Na fria e nebulosa celebração dos 60 anos sobre o Tratado de Roma, a União Europeia devia refletir sobre o erro fundamental que tem estado a corroer, desde há muito, a coesão e a esperança num projeto comum europeu, a ponto de a nuvem da desagregação se ter tornado presença constante e duradoira no horizonte de todos os europeus. Uma preocupação de integração que abandona preocupações de inclusão, sacrifica esta para alcançar aquela, só pode produzir ressentimento social entre europeus e ressentimentos nacionais entre estados membros da União. Era preciso ter percebido que não há integração livre sem inclusão.

Do poder político da Polónia, que não é o mesmo que a sociedade polaca, continuam a não soprar bons ventos. Semanas depois das repugnantes declarações de um eurodeputado misógino, que foi merecidamente penalizado, agora são de novo representantes políticos da Polónia a encherem a boca, e de forma muito consequente, com declarações e posicionamentos indiferentes a maiores realizações de inclusão social. Com o argumento de que as preocupações sociais atrapalham metas de competitividade, não se obteve o pleno necessário para a aprovação de um documento claro de vinculação europeia a objetivos sociais. Como é possível em tempos de tanta incredulidade europeia não perceber que nenhum projeto de Europa comum – seja económica, seja ambiental, seja de defesa – será consequente se não houver uma Europa social? Ou, percebe-se demasiado bem que já não é uma Europa comum, mas uma instrumentalização hipócrita da própria ideia de um projeto europeu, o que interessa à agenda eurocética nacionalista. Com efeito, se a União for apenas um mercado económico, for apenas um assunto de negócios, em que nenhum sentido de comunidade sai fora da esfera dos nacionalismos, é mais que certo que nenhuma esperança se pode guardar, por voluntariosos e crédulos que sejamos, para um futuro europeu de coesão.

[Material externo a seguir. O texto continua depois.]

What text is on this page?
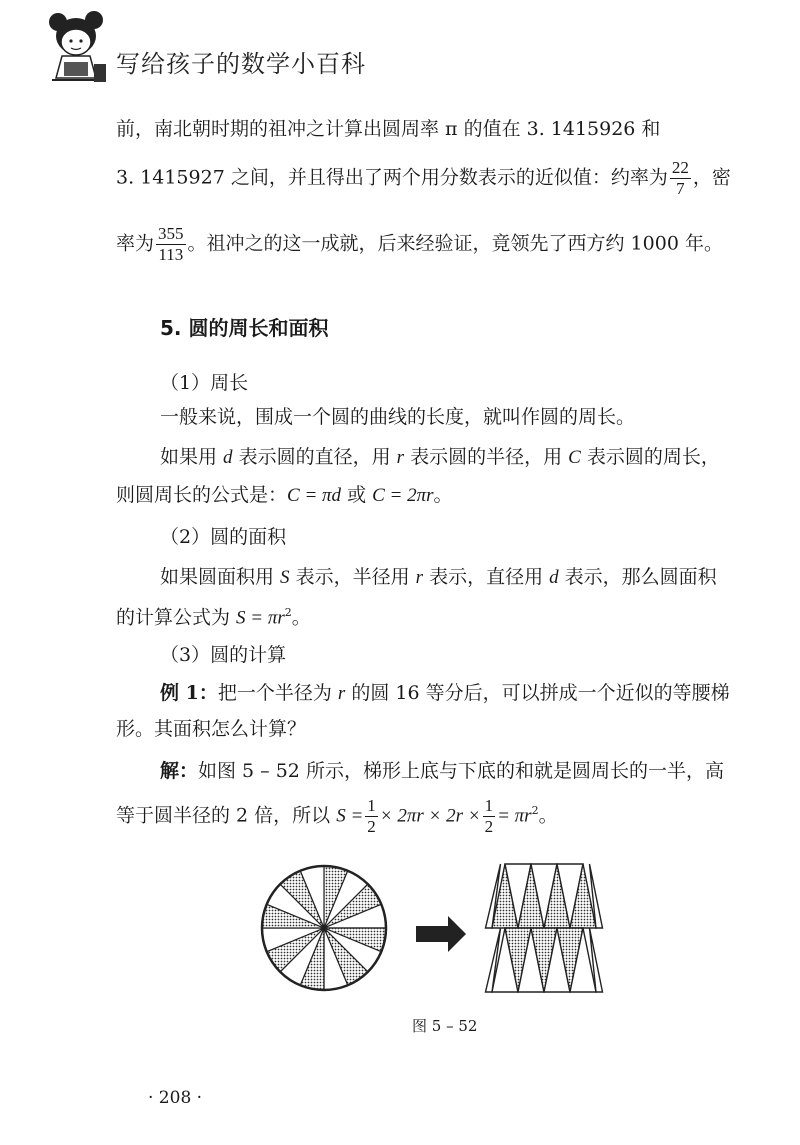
写给孩子的数学小百科
前，南北朝时期的祖冲之计算出圆周率 π 的值在 3. 1415926 和
3. 1415927 之间，并且得出了两个用分数表示的近似值：约率为 $\frac{22}{7}$ ，密
率为 $\frac{355}{113}$ 。祖冲之的这一成就，后来经验证，竟领先了西方约 1000 年。
5. 圆的周长和面积
（1）周长
一般来说，围成一个圆的曲线的长度，就叫作圆的周长。
如果用 d 表示圆的直径，用 r 表示圆的半径，用 C 表示圆的周长，
则圆周长的公式是：C = πd 或 C = 2πr。
（2）圆的面积
如果圆面积用 S 表示，半径用 r 表示，直径用 d 表示，那么圆面积
的计算公式为 $S = \pi r^2$。
（3）圆的计算
例 1：把一个半径为 r 的圆 16 等分后，可以拼成一个近似的等腰梯
形。其面积怎么计算？
解：如图 5 – 52 所示，梯形上底与下底的和就是圆周长的一半，高
等于圆半径的 2 倍，所以 $S = \frac{1}{2} \times 2\pi r \times 2r \times \frac{1}{2} = \pi r^2$。
图 5 – 52
· 208 ·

Ao menos fora da esfera de influência da hipocrisia populista que vai medrando pela Europa, o princípio da integração inclusiva devia ser claro. Contudo, as lideranças desta Europa conseguem sempre perder a oportunidade de trazerem alguma claridade aos dias. A sombra da opacidade, a tal nuvem no horizonte, tem participações de muitas índoles e não apenas populista. Uns não veem bem ao longe, outros veem demasiado bem ao perto. Em termos práticos, vai dar no mesmo. Nem sequer no momento da celebração do tratado fundador, desperta um sentimento de genuína e calorosa convicção europeísta.

Por exemplo, o que é isso de uma construção europeia a velocidades diferenciadas? Se significar uma conformação da União à desigualdade entre estados membros de primeira e estados membros de segunda, se calhar até de terceira, em que uns acabarão fora do espaço Schengen, outros do Euro, outros do plano de acolhimento de refugiados, de acordo com as suas conveniências ou inconveniências, prevalecendo as razões egoístas sobre o princípio de uma integração inclusiva, então essa é uma orientação inaceitável. Mas se, pelo contrário, pudesse significar uma assunção de que a União pode acomodar geometrias variáveis de desenvolvimento e, dessa forma, alcançasse uma mais eficaz integração inclusiva, então sim. Mas, de ambiguidade em ambiguidade, formuladas em perfeito eurocratês, tudo parece orientar-se nas meias tintas que não dão razão, mas aquecem a onda de calor populista.